Baca juga: Dakwah NU, Melawan atau Diam?

Wabah (penularan tha’un) pada dasarnya tidak berkaitan dengan agama dan menimpa siapa saja, berbeda dengan tha’un itu sendiri. Gerakan yuk diam di rumah bagi umat Islam bisa diisi dengan muhasabah, mendirikan sholat dan menyalurkan zakat untuk menjauhkan keluarga lemah dari virus tha’un tersebut. (Al Ahzab: 33-34).

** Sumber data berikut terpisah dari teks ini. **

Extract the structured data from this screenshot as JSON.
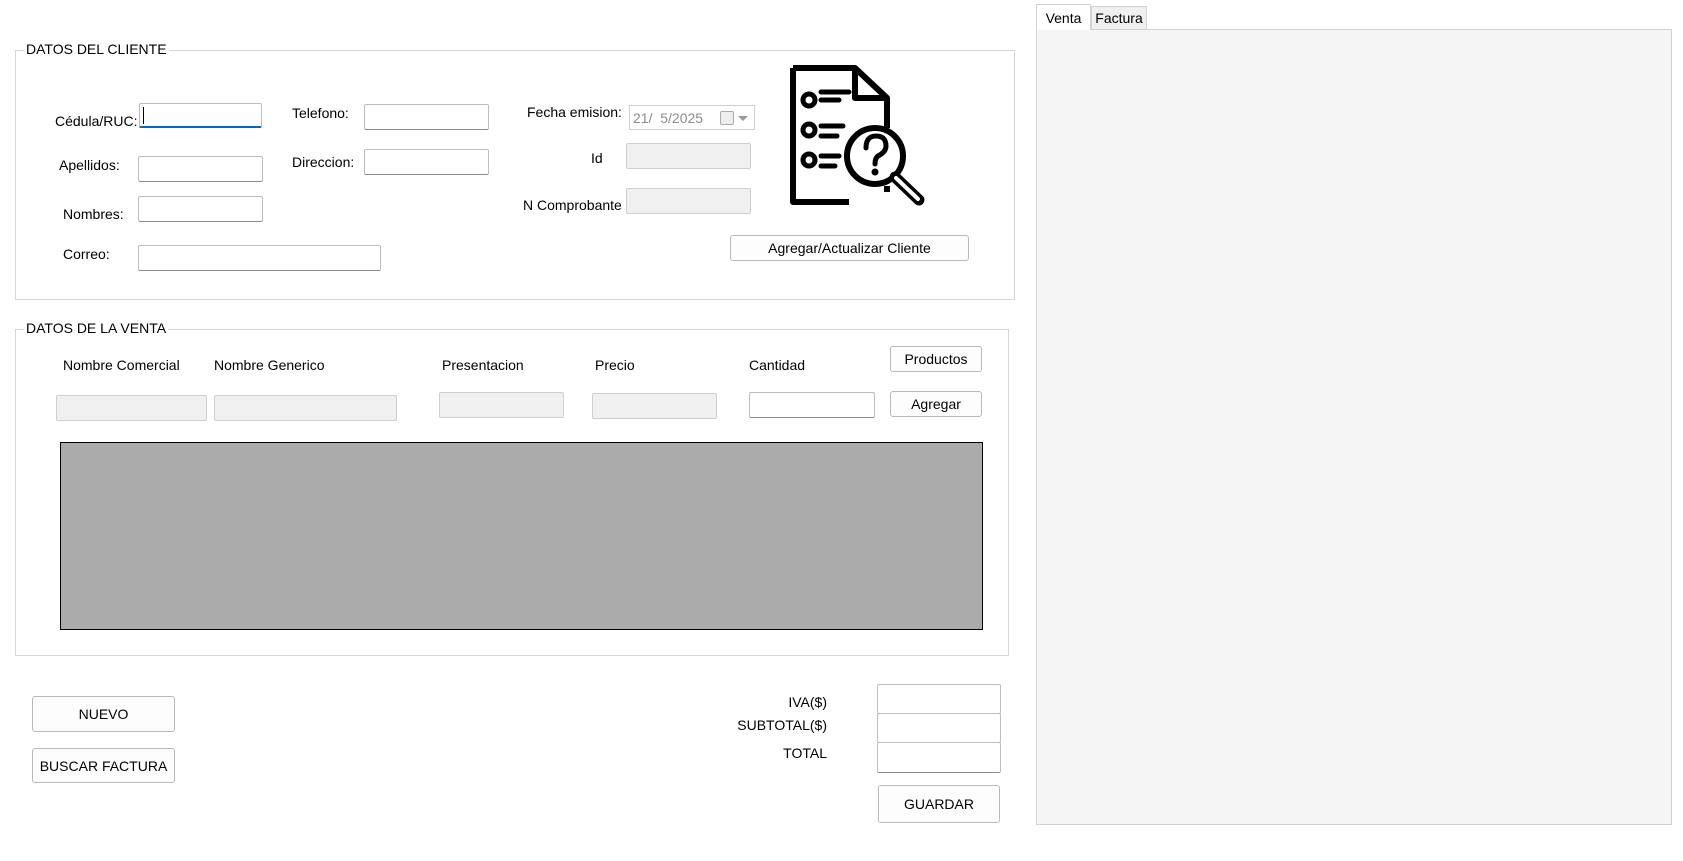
{
  "cliente": {
    "legend": "DATOS DEL CLIENTE",
    "cedula_label": "Cédula/RUC:",
    "cedula_value": "",
    "apellidos_label": "Apellidos:",
    "nombres_label": "Nombres:",
    "correo_label": "Correo:",
    "telefono_label": "Telefono:",
    "direccion_label": "Direccion:",
    "fecha_label": "Fecha emision:",
    "fecha_value": "21/  5/2025",
    "id_label": "Id",
    "comprobante_label": "N Comprobante",
    "agregar_btn": "Agregar/Actualizar Cliente",
    "illustration_icon": "invoice-search-icon"
  },
  "venta": {
    "legend": "DATOS DE LA VENTA",
    "col_nombre_comercial": "Nombre Comercial",
    "col_nombre_generico": "Nombre Generico",
    "col_presentacion": "Presentacion",
    "col_precio": "Precio",
    "col_cantidad": "Cantidad",
    "productos_btn": "Productos",
    "agregar_btn": "Agregar"
  },
  "totales": {
    "iva_label": "IVA($)",
    "subtotal_label": "SUBTOTAL($)",
    "total_label": "TOTAL",
    "guardar_btn": "GUARDAR"
  },
  "acciones": {
    "nuevo_btn": "NUEVO",
    "buscar_btn": "BUSCAR FACTURA"
  },
  "tabs": [
    {
      "label": "Venta",
      "active": true
    },
    {
      "label": "Factura",
      "active": false
    }
  ]
}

Uluran tangan sangat dibutuhkan oleh keluarga tidak mampu, terutama yang berpenghasilan harian agar dapat menyambung hidup setiap hari.

Wuhan yang merupakan sumber corona memberikan pelajaran berharga bagi setiap orang, terutama umat Islam akan hikmah menjaga makanan dan kebersihan sebagaimana yang telah diajarkan dalam Islam sehingga semakin lestari, terutama dalam upaya menjauhi perbuatan keji (fahisyah) sebagai bentuk konsistensi seorang Muslim. Menjadi seorang mu’tazilah alias banyak menyendiri dan menghindari keramaian jauh lebih baik daripada menjadi khawarij alias banyak keluar rumah dan kluyuran ke tempat-tempat ramai. Selain itu, memperhatikan fatwa ulama dan anjuran medis adalah kunci keberhasilan melawan corona. Tentu harus dibarengi rasa optimis bahwa wabah akan usai dan semua penyakit pasti ada obatnya. Corona adalah sebab dekat yang menyebabkan kematian tanpa mengganggu keyakinan bahwa sebab yang jauh dan sesungguhnga hanyalah Allah Swt. Wallahu A’lam.